In the fall of 1998 Bill Joy and Mike Clary asked us to help establish a community of developers and companies around Sun's then-new Jini network technology. Jini is a simple distributed computing model based on the Java programming language that enables services running on different computer systems to spontaneously interact with each other over the network with minimal pre-planning for such interactions. For Jini to succeed, it was clear that the underlying Jini protocols and infrastructure would need to become pervasive, and to accomplish that would require a strong community of participants and partners. Moreover Sun did not have the expertise to define Jini services in areas like printing, digital photography, storage, white goods, or the many other potential markets for products that would benefit from being network enabled.
As a preliminary step the Sun Community Source License (SCSL) had been developed to provide a framework where the source code for Jini could be safely shared. SCSL is not true open source, but has many of the same characteristics. However a license and providing the source code were not enough--there had to be more to motivate people to participate. We worked with the Jini engineering and marketing teams to apply the lessons we had learned from being involved in various open source and community development projects and from our studies of complexity science to create a true Jini Community.
We worked hard to help establish an identity for the community. To build identity and culture requires face-to-face interaction, so we organized community meetings that were held in interesting places and featuring non-traditional speakers. The first Jini Community meeting was at the Aspen Institute in Aspen, Colorado. We played team-building games, we engaged a recording graphic artist, we broke into groups in unusual ways.1 We encouraged nonstandard thinking and speaking as individuals rather than as representatives of companies at times. The keynote speakers included Robert Dahl, a political scientist, talking "On Democracy," and Thomas Petzinger, a Wall Street Journal columnist, speaking about new business models based on cooperation.
We also helped create a website for the project (http://www.jini.org) as a meeting place, a newspaper, a repository of shared documents, a totem, and a place to share work and projects. Most of the shared assets of the community could be accessed there. The website had a public part that advertised the community, and private parts for members only to help foster community identity.
Common vocabulary leads to shared stories and then to shared beliefs. We created a pattern language on how the Jini Community could work, which has served to create a shared vocabulary--terms like dangerous waterhole, cut & run, and microcosm that serve as linguistic markers for the uniqueness of the community and culture. The pattern language was designed to teach how to build (self-) governance structures and procedures on the fly which have proven to be comfortable and delightful in the past but which were to be tailored to the specific on-the-spot needs of the community.
We also worked with the community on developing a formal decision-making process and a "community process" for the purpose of ratifying definitions for Jini services. The former was to make it clear how community-wide decisions are made--how are proposals created, how are they voted on, how are appeals made--and the latter was to specify how the community can officially bless or endorse a service definition.

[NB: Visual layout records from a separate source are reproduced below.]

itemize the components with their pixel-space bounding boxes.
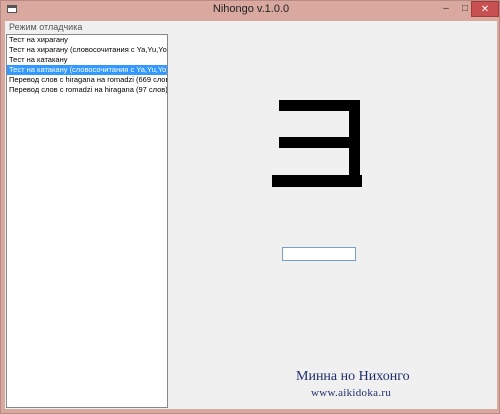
minimize-button[interactable]: – bbox=[437, 1, 455, 17]
list-item-selected[interactable]: Тест на катакану (словосочитания с Ya,Yu… bbox=[7, 65, 167, 75]
close-button[interactable]: ✕ bbox=[471, 1, 499, 17]
list-item[interactable]: Перевод слов с romadzi на hiragana (97 с… bbox=[7, 85, 167, 95]
watermark-url: www.aikidoka.ru bbox=[311, 387, 392, 399]
list-item[interactable]: Тест на хирагану bbox=[7, 35, 167, 45]
list-item[interactable]: Тест на катакану bbox=[7, 55, 167, 65]
test-list[interactable]: Тест на хирагану Тест на хирагану (слово… bbox=[6, 34, 168, 408]
answer-input[interactable] bbox=[282, 247, 356, 261]
title-bar[interactable]: Nihongo v.1.0.0 – □ ✕ bbox=[1, 1, 500, 19]
menu-bar: Режим отладчика bbox=[5, 21, 497, 33]
window-title: Nihongo v.1.0.0 bbox=[212, 3, 290, 15]
menu-item-debug-mode[interactable]: Режим отладчика bbox=[5, 22, 82, 32]
list-item[interactable]: Тест на хирагану (словосочитания с Ya,Yu… bbox=[7, 45, 167, 55]
katakana-yo-glyph bbox=[272, 100, 362, 187]
list-item[interactable]: Перевод слов с hiragana на romadzi (669 … bbox=[7, 75, 167, 85]
watermark-title: Минна но Нихонго bbox=[296, 369, 410, 384]
app-window: Nihongo v.1.0.0 – □ ✕ Режим отладчика Те… bbox=[0, 0, 500, 414]
client-area: Тест на хирагану Тест на хирагану (слово… bbox=[5, 33, 497, 409]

The request to help build a community around a technology for business purposes led us to research and think about business in the commons. How do open-source projects work? How can a company participate? Why would a company engage in an activity centered around giving things away? How and why could such a thing work?
Since the spring of 2000 we have done similar work with other Sun-sponsored open-source projects such as NetBeans, OpenOffice, Project JXTA, and java.net. We have worked with each of those teams to help them to define their open source strategy along with how to implement it.
This book contains not only the lessons we have learned from helping to create and nurture communities around these Sun-sponsored and other open source and community development projects, but the fruit of years of participation in innovative communities of many sorts. Specifically, one of us2 was the originator of the Common Lisp Group, which is the first, large-scale, email-based design effort; this group worked from 1981 until the early 1990s. The same author2 founded Lucid, Inc, one of whose products--designed and implemented in the late 1980s--used a suite of free-software tools tied together by a proprietary, database-centered coordination layer. The tools included GCC, GDB, and a window-based version of Emacs originally called Lucid Emacs and now called Xemacs. The interaction of the suite of tools with the coordination layer was through an open set of protocols, and several compilers were modified to support these protocols. Lucid was one of the first companies to do significant work on open-source code (in this case, Free Software Foundation code) as part of a business strategy, and in fact, the existence of LGPL is partly due to this early commercial use of GPLed code.
We have had experience with projects and companies that were trying to achieve something creative in the context of a passionate user, developer, and partner landscape where the knowledge, expertise, and innovation in that landscape needed to be part of the creativity.
This book is a work in progress and we welcome comments on how to improve it. Please send your suggestions to IHE@dreamsongs.com. An online version of it can be found at: http://www.dreamsongs.com/IHE
1. For example, we used a team-building exercise in which people sort themselves into a line where one end represents January 1 and the other December 31, and each person's place in the line corresponds to their birthday. No talking, writing, or showing documents is allowed, so the idea is for people to establish how to communicate silently while communicating silently. The result is tested by having people call off their birthdate in the order they are standing in the line. Then we would select groups by counting off in this ordering.